When you want to perform any encryption or decryption operation, SQL Server needs to have the key available in memory. The OPEN SYMMETRIC KEY
statement will open the key and place it in memory. Notice, at the end of the script, the CLOSE SYMMETRIC KEY
statement is given. This statement will release the memory used by the key.
Note
The best practice when using encryption is to open all your keys first,
perform your encryption or decryption work, and then issue the close
statement. The reason for this is that opening the key requires
permission checks and other operations that, if done at every
encryption statement within your script, would hinder performance.
The EncryptByKey
function takes
the GUID of an open key and the plain text that you want to encrypt.
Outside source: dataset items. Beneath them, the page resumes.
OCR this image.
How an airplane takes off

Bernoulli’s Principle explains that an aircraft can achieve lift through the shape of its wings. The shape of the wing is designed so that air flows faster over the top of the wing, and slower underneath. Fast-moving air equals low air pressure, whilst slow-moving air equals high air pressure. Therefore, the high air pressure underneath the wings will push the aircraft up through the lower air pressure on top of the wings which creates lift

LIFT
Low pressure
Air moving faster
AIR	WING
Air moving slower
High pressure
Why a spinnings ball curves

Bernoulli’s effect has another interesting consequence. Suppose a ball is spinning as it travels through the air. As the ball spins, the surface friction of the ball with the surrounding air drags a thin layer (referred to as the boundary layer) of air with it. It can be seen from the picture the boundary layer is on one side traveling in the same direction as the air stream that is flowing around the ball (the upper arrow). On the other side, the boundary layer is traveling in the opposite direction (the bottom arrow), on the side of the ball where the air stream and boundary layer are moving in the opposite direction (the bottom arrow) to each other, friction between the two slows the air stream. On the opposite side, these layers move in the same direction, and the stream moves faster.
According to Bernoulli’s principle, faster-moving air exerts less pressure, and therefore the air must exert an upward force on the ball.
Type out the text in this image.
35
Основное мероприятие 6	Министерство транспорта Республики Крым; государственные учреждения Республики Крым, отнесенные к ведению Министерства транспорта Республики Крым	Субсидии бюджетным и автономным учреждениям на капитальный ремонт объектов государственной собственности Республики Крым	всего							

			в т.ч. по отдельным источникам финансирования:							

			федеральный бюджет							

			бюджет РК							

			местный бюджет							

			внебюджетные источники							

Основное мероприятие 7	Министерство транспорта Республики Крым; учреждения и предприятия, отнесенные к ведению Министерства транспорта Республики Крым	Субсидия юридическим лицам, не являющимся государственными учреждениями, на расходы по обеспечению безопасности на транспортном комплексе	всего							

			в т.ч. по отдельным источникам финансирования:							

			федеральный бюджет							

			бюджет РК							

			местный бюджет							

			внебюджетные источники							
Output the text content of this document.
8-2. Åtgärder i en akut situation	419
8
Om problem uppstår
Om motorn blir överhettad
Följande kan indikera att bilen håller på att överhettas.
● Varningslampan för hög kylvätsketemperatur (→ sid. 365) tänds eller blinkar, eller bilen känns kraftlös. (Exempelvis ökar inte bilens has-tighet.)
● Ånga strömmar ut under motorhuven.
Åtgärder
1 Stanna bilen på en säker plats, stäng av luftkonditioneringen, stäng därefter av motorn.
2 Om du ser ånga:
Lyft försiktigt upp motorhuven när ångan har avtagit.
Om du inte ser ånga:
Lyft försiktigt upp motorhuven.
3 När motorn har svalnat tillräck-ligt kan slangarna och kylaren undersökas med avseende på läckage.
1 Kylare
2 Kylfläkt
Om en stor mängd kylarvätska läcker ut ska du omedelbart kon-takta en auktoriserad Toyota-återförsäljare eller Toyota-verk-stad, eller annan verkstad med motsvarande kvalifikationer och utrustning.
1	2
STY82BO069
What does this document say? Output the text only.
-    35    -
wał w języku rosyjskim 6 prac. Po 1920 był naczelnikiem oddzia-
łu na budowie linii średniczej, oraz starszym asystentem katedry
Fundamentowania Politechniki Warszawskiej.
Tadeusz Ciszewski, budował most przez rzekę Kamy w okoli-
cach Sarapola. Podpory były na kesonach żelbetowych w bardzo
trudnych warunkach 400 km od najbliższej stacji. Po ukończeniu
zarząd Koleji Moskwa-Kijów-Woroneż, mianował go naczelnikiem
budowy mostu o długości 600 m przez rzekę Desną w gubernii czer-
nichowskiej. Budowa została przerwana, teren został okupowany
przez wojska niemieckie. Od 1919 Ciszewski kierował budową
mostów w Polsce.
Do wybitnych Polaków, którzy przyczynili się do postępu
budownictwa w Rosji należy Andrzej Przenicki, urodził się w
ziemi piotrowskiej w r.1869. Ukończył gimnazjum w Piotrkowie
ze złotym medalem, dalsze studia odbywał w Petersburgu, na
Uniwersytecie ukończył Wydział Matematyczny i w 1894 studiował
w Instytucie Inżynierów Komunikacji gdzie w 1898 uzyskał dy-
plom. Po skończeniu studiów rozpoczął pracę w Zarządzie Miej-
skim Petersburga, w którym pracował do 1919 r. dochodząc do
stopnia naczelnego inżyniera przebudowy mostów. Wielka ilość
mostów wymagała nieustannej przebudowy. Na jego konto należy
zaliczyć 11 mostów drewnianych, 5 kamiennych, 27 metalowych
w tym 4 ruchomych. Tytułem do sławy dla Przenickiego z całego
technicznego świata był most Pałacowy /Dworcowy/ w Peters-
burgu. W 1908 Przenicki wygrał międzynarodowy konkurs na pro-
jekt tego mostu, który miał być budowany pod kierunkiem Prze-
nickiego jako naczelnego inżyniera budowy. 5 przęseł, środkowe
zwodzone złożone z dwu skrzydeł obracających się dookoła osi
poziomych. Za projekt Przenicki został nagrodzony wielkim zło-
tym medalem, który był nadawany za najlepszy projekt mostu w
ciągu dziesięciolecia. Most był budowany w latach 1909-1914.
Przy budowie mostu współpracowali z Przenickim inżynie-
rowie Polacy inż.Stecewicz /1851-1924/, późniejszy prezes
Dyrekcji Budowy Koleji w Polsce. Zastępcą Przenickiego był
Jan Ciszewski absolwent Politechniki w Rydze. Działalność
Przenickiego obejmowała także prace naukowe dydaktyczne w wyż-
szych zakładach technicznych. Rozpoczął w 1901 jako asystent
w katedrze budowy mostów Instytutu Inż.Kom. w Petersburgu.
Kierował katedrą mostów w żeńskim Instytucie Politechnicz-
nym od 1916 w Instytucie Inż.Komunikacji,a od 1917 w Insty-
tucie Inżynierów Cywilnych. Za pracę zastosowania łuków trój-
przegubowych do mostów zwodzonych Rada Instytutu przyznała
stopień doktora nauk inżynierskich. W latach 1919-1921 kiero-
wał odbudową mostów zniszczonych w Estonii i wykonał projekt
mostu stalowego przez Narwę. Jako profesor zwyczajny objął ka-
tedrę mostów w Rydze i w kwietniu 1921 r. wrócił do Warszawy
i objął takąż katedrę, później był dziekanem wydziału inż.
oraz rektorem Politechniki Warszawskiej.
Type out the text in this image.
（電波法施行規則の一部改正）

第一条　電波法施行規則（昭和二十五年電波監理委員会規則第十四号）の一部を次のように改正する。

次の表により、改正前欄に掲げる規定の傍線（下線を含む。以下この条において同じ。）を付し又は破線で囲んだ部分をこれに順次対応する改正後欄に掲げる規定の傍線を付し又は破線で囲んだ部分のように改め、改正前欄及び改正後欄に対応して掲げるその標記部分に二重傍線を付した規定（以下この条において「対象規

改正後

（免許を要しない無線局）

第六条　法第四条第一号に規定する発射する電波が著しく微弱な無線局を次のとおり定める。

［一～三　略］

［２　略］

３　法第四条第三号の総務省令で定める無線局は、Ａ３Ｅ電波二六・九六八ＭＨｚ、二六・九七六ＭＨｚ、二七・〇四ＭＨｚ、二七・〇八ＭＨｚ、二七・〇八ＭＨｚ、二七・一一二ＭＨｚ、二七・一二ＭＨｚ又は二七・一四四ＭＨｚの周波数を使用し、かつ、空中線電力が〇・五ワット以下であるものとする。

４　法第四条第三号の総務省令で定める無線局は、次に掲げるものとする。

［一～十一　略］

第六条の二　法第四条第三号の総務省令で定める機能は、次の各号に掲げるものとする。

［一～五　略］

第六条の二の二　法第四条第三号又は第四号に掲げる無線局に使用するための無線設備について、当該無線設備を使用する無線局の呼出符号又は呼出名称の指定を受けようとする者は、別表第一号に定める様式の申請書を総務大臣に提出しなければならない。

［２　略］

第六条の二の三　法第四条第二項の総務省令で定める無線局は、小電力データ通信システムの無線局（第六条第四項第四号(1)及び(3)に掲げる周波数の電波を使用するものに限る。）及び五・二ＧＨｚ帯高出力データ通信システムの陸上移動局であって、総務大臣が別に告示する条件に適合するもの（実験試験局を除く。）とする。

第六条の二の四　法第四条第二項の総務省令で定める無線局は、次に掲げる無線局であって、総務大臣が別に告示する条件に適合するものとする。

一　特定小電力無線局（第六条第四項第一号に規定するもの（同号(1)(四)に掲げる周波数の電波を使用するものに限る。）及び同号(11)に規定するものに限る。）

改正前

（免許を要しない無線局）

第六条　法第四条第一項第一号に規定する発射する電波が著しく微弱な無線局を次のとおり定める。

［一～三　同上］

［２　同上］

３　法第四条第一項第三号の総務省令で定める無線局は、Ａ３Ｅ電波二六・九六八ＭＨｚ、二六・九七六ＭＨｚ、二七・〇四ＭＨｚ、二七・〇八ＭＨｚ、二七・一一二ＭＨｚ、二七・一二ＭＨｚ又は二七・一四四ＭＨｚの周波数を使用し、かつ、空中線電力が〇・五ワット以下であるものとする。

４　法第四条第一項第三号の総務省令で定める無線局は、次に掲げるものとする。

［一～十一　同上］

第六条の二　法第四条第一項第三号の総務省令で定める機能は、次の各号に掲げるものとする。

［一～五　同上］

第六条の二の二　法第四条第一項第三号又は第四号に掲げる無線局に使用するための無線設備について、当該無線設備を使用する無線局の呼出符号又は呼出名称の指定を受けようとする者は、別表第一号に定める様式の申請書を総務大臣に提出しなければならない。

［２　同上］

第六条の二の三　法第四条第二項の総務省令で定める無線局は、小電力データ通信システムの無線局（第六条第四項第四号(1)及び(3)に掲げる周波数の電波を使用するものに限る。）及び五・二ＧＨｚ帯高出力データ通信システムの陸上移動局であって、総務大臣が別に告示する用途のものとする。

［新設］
Rather than typing the GUID of the key, you can use another function
called KEY_GUID
to obtain this for you. The EncryptByKey
function will return the ciphertext or encrypted binary data.
At this point, if you issue a SELECT * FROM Customers
statement, you would get the output shown in Table 2.
To decrypt the data, you can issue the following statements:
OPEN SYMMETRIC KEY [BankManager_User_Key] DECRYPTION BY PASSWORD='HighFeesRule!'
GO
SELECT customer_id,first_name + ' ' + last_name AS 'Name',
CONVERT(VARCHAR,DecryptByKey(social_security_number)) as 'Social Security Number'
FROM Customers
GO
CLOSE ALL SYMMETRIC KEYS
GO
These statements will return your original table with the Social Security number decrypted, as shown here:
customer_id Name Social Security Number
1 Howard Stern 042-32-1324
2 Donald Trump 035-13-6564
3 Bill Gates 533-13-5784
Notice that, in the DecryptByKey
function, you did not have to specify which key was used to encrypt the
data. The reason for this is there is a thumbprint of the encryption
key stored within the header of the encrypted data. Thus, to decrypt as
long as you have the key opened in memory using the OPEN SYMMETRIC KEY
statement, SQL Server will be able to figure out which key to use for you.